Wie wir hören, Herr Stölzl, wollen Sie es auch sein.

[Niedergesäß (CDU): Ja! Will er!]

Für diesen Mut haben Sie unsere Bewunderung. Denn Sie können nicht mehr sagen, die Berliner Probleme in Wissenschaft und Kultur seien Ihnen nicht bekannt gewesen. Wenigstens dafür hat der Rücktritt von Frau Thoben gesorgt: Die Probleme liegen klar und nackt auf dem Tisch. Was Sie tun werden, werden Sie sehenden Auges tun. Deshalb wird es für Sie auch keine 100 Tage Schonfrist geben – die kann sich Berlin nicht mehr leisten.

Nehmen wir den Wissenschaftsbereich, darüber ist in den letzten Wochen und Monaten weniger öffentlich debattiert worden, aber es gibt nicht den geringsten Anlass dafür, zu glauben, dort sei alles paletti. Im Mai wird der Wissenschaftsrat seine Empfehlung zur Struktur der Berliner Wissenschaftslandschaft auf den Tisch legen. Ich bin kein Prophet, wenn ich behaupte, dass damit auch eine Menge Probleme auf den Tisch kommen. Diese Probleme müssen gelöst werden. Diese Lösungen werden nicht mehr nach dem System Diepgen funktionieren, nach dem System des Vertuschens, nach dem System der Politik des Laisser-faire und der Bemühenszusagen. Diese Art der Politik hat die Berliner Kultur in ihrer Substanz gefährdet, eine Substanz, die dringend erhalten und gepflegt werden muss. Damit die Berliner Kultur nicht weiter in ihrer Substanz gefährdet wird, ist eine Wende erforderlich.

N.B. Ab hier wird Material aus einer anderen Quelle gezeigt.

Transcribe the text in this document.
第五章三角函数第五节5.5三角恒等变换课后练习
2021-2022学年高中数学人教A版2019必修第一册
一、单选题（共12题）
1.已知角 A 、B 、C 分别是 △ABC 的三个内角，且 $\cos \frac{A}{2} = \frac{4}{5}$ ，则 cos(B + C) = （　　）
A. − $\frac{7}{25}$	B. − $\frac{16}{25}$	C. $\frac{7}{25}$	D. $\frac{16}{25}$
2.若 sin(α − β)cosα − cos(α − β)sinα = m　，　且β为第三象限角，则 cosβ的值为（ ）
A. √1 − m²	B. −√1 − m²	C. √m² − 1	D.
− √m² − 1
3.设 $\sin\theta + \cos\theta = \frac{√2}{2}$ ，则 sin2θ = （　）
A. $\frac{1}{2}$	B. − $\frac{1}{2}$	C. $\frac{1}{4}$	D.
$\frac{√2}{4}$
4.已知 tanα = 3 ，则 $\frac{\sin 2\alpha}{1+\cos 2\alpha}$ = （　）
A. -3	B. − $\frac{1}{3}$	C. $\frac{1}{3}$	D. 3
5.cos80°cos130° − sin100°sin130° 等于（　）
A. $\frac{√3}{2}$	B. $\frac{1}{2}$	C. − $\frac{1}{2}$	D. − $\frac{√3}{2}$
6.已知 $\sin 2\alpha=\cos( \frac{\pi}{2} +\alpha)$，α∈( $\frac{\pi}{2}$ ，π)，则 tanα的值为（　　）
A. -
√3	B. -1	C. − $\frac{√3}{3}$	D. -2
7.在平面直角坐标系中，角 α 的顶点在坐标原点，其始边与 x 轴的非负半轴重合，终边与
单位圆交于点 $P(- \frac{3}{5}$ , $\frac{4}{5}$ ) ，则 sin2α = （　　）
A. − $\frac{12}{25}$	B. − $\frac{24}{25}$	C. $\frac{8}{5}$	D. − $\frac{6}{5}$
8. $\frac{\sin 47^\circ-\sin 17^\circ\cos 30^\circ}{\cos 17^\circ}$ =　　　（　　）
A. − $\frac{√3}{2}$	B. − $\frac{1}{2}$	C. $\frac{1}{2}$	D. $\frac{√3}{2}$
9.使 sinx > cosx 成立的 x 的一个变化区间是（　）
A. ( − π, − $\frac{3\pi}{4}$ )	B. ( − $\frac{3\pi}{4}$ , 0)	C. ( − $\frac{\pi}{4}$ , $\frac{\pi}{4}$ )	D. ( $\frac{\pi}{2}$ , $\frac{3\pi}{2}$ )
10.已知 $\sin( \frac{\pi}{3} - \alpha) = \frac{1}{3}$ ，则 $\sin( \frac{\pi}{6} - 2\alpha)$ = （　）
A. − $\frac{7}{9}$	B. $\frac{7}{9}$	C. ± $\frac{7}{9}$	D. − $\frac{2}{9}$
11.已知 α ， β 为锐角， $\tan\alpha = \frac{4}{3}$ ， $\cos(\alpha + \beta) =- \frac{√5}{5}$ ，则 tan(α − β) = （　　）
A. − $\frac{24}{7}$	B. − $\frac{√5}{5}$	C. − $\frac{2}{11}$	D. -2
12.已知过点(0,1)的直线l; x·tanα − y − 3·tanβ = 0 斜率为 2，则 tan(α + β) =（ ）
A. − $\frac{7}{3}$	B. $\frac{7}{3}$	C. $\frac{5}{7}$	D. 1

[Niedergesäß (CDU): Wohin wollen wir denn wenden?]

Ich denke, Herr Stölzl, Sie sind der Mann, der Kultur nicht engstirnig und einseitig nur betriebswirtschaftlich betrachtet, sondern auch volkswirtschaftlich. Sie wissen sicher, dass Kultur eine der wenigen umweltverträglichen und beschäftigungsintensiven Wachstumsbranchen ist. Sie wissen sicher genauso gut, dass der ideelle Wert von Kultur nicht in Heller und Pfennig auszuweisen ist. Die Kosten stehen fest. Der Wert dient je nach Beliebigkeit dazu, entweder Glanz und Ruhm Berlins zu begründen oder als Diffamierungs-, Abwicklungs- und Schließungsargument ins Feld geführt zu werden. Die skandalöse Rede des Regierenden Bürgermeisters über die „abgetanzten und abgelatschten“ Theaterensembles Berlins aus der vergangenen Sitzung sind dafür ein beredter Beweis.

[Beifall bei der PDS]

Was Berlin braucht, ist ein Kulturentwicklungskonzept,

−das auf Haushaltswahrheit und Haushaltsklarheit verpflichtet ist,

−das Verantwortlichkeiten eindeutig und nachvollziehbar regelt,

−das Strukturentscheidungen und solche zum Status und zur Finanzierung des Personals fördert,

−das die inhaltliche Profilierung der Berliner Kulturlandschaft vorantreibt und dabei dezentrale multikulturelle und bezirkliche Kulturarbeit gleichrangig behandelt,

−das bestehende Standards sichert, brachliegende Kapazitäten wieder belebt und Raum für Kreativität und neue Impulse lässt.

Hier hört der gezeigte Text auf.